First, in the d'Acremont et al. (2013) study, the variable of interest was event probability, whereas we were interested in reward probability. Second, although subjects had to accumulate samples sequentially to compute likelihood and thus the posterior information in d'Acremont et al. (2013), likelihood information was not revealed sequentially in the present study. This could in principle explain why a distributed frontoparietal network, which had been shown to be critical to evidence accumulation (Heekeren et al., 2004; Heekeren et al., 2006; Kahnt et al., 2011; Liu and Pleskac, 2011; Filimon et al., 2013; Hebart et al., 2014), was involved in encoding and updating event frequency in the d'Acremont et al. (2013) study but not in our study. Finally, there were differences in how subjects acquired prior information in the two studies. Subjects in the present study established prior knowledge through an extensive learning session before the fMRI session, whereas prior information in d'Acremont et al. (2013) was explicitly revealed in graphical form on a trial-by-trial basis. Together, these differences could subsequently affect the neural systems involved in the integration of prior and likelihood information. Future investigations with an equivalent task design are therefore needed to further interpret the differences in findings.

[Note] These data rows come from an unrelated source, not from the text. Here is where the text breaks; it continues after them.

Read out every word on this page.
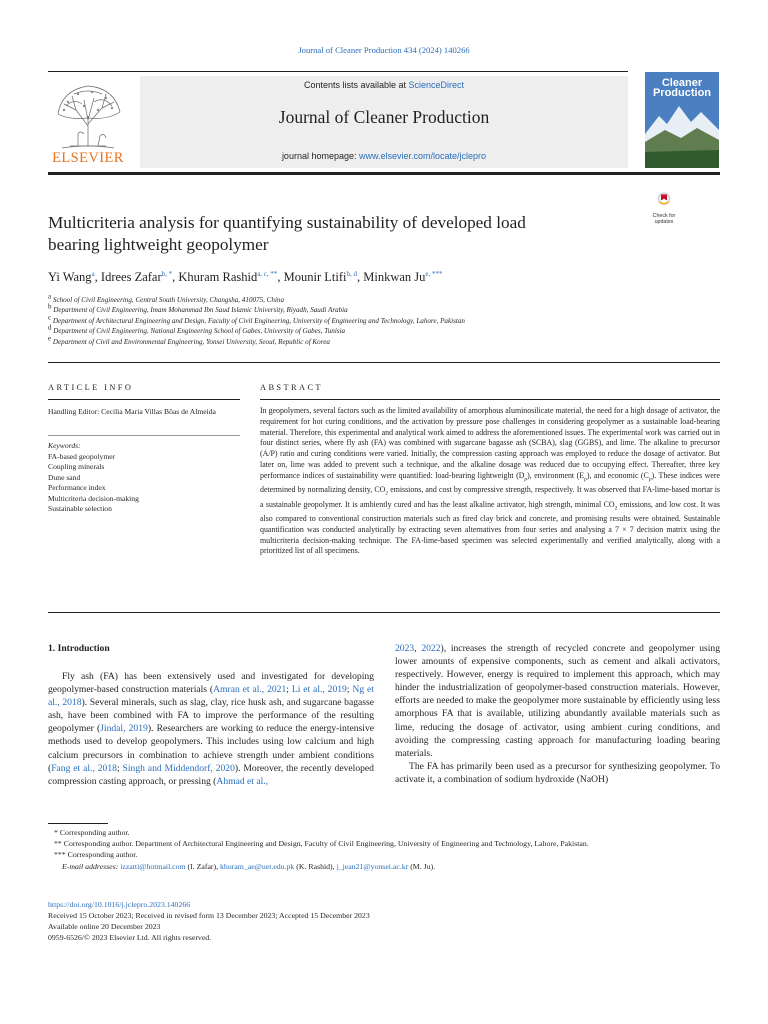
Journal of Cleaner Production 434 (2024) 140266
ELSEVIER
Contents lists available at ScienceDirect
Journal of Cleaner Production
journal homepage: www.elsevier.com/locate/jclepro
Cleaner
Production
Check for
updates
Multicriteria analysis for quantifying sustainability of developed load
bearing lightweight geopolymer
Yi Wang$^a$, Idrees Zafar$^{b, *}$, Khuram Rashid$^{a, c, **}$, Mounir Ltifi$^{b, d}$, Minkwan $Ju^{e, ***}$
$^a$ School of Civil Engineering, Central South University, Changsha, 410075, China
$^b$ Department of Civil Engineering, Imam Mohammad Ibn Saud Islamic University, Riyadh, Saudi Arabia
$^c$ Department of Architectural Engineering and Design, Faculty of Civil Engineering, University of Engineering and Technology, Lahore, Pakistan
$^d$ Department of Civil Engineering, National Engineering School of Gabes, University of Gabes, Tunisia
$^e$ Department of Civil and Environmental Engineering, Yonsei University, Seoul, Republic of Korea
ARTICLE INFO
Handling Editor: Cecilia Maria Villas Bôas de Almeida
Keywords:
FA-based geopolymer
Coupling minerals
Dune sand
Performance index
Multicriteria decision-making
Sustainable selection
ABSTRACT
In geopolymers, several factors such as the limited availability of amorphous aluminosilicate material, the need for a high dosage of activator, the requirement for hot curing conditions, and the activation by pressure pose challenges in considering geopolymer as a sustainable load-bearing material. Therefore, this experimental and analytical work aimed to address the aforementioned issues. The experimental work was carried out in four distinct series, where fly ash (FA) was combined with sugarcane bagasse ash (SCBA), slag (GGBS), and lime. The alkaline to precursor (A/P) ratio and curing conditions were varied. Initially, the compression casting approach was employed to reduce the dosage of activator. But later on, lime was added to prevent such a technique, and the alkaline dosage was reduced due to occupying effect. Thereafter, three key performance indices of sustainability were quantified: load-bearing lightweight $(D_p)$, environment $(E_p)$, and economic $(C_p)$. These indices were determined by normalizing density, $CO_2$ emissions, and cost by compressive strength, respectively. It was observed that FA-lime-based mortar is a sustainable geopolymer. It is ambiently cured and has the least alkaline activator, high strength, minimal $CO_2$ emissions, and low cost. It was also compared to conventional construction materials such as fired clay brick and concrete, and promising results were obtained. Sustainable quantification was conducted analytically by extracting seven alternatives from four series and analysing a 7 × 7 decision matrix using the multicriteria decision-making technique. The FA-lime-based specimen was selected experimentally and verified analytically, along with a prioritized list of all specimens.
1. Introduction

Fly ash (FA) has been extensively used and investigated for developing geopolymer-based construction materials (Amran et al., 2021; Li et al., 2019; Ng et al., 2018). Several minerals, such as slag, clay, rice husk ash, and sugarcane bagasse ash, have been combined with FA to improve the performance of the resulting geopolymer (Jindal, 2019). Researchers are working to reduce the energy-intensive methods used to develop geopolymers. This includes using low calcium and high calcium precursors in combination to achieve strength under ambient conditions (Fang et al., 2018; Singh and Middendorf, 2020). Moreover, the recently developed compression casting approach, or pressing (Ahmad et al.,

2023, 2022), increases the strength of recycled concrete and geopolymer using lower amounts of expensive components, such as cement and alkali activators, respectively. However, energy is required to implement this approach, which may hinder the industrialization of geopolymer-based construction materials. However, efforts are needed to make the geopolymer more sustainable by efficiently using less amorphous FA that is available, utilizing abundantly available materials such as lime, reducing the dosage of activator, using ambient curing conditions, and avoiding the compressing casting approach for manufacturing loading bearing materials.

The FA has primarily been used as a precursor for synthesizing geopolymer. To activate it, a combination of sodium hydroxide (NaOH)

* Corresponding author.
** Corresponding author. Department of Architectural Engineering and Design, Faculty of Civil Engineering, University of Engineering and Technology, Lahore, Pakistan.
*** Corresponding author.
E-mail addresses: izzatti@hotmail.com (I. Zafar), khuram_ae@uet.edu.pk (K. Rashid), j_jean21@yonsei.ac.kr (M. Ju).
https://doi.org/10.1016/j.jclepro.2023.140266
Received 15 October 2023; Received in revised form 13 December 2023; Accepted 15 December 2023
Available online 20 December 2023
0959-6526/© 2023 Elsevier Ltd. All rights reserved.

Neural representations of likelihood uncertainty

Our neural results on likelihood uncertainty were in part consistent with a recent study (Vilares et al., 2012) that also found evidence for the representation of likelihood uncertainty in the occipital cortex. What we found is that, in addition to the occipital cortex, the precuneus, inferior parietal cortex, frontal pole, and striatum are also involved in representing likelihood uncertainty. Furthermore, we also found that the occipital cortex correlated with the interaction between likelihood uncertainty and information about the frequency of reward in the likelihood function and that the ventral striatum correlated with the interaction between prior knowledge and likelihood uncertainty. Together, these results suggest that, in addition to mPFC, these regions may also participate in the integration process. Future studies are needed to better understand the exact computation roles of these regions on prior-likelihood integration. For example, it is possible that the involvement of the occipital cortex was driven by how we presented the likelihood information. It remains to be seen whether the same regions would encode these variables when one replaces the current way of presentation (showing colored dots) with other forms (e.g., showing numbers).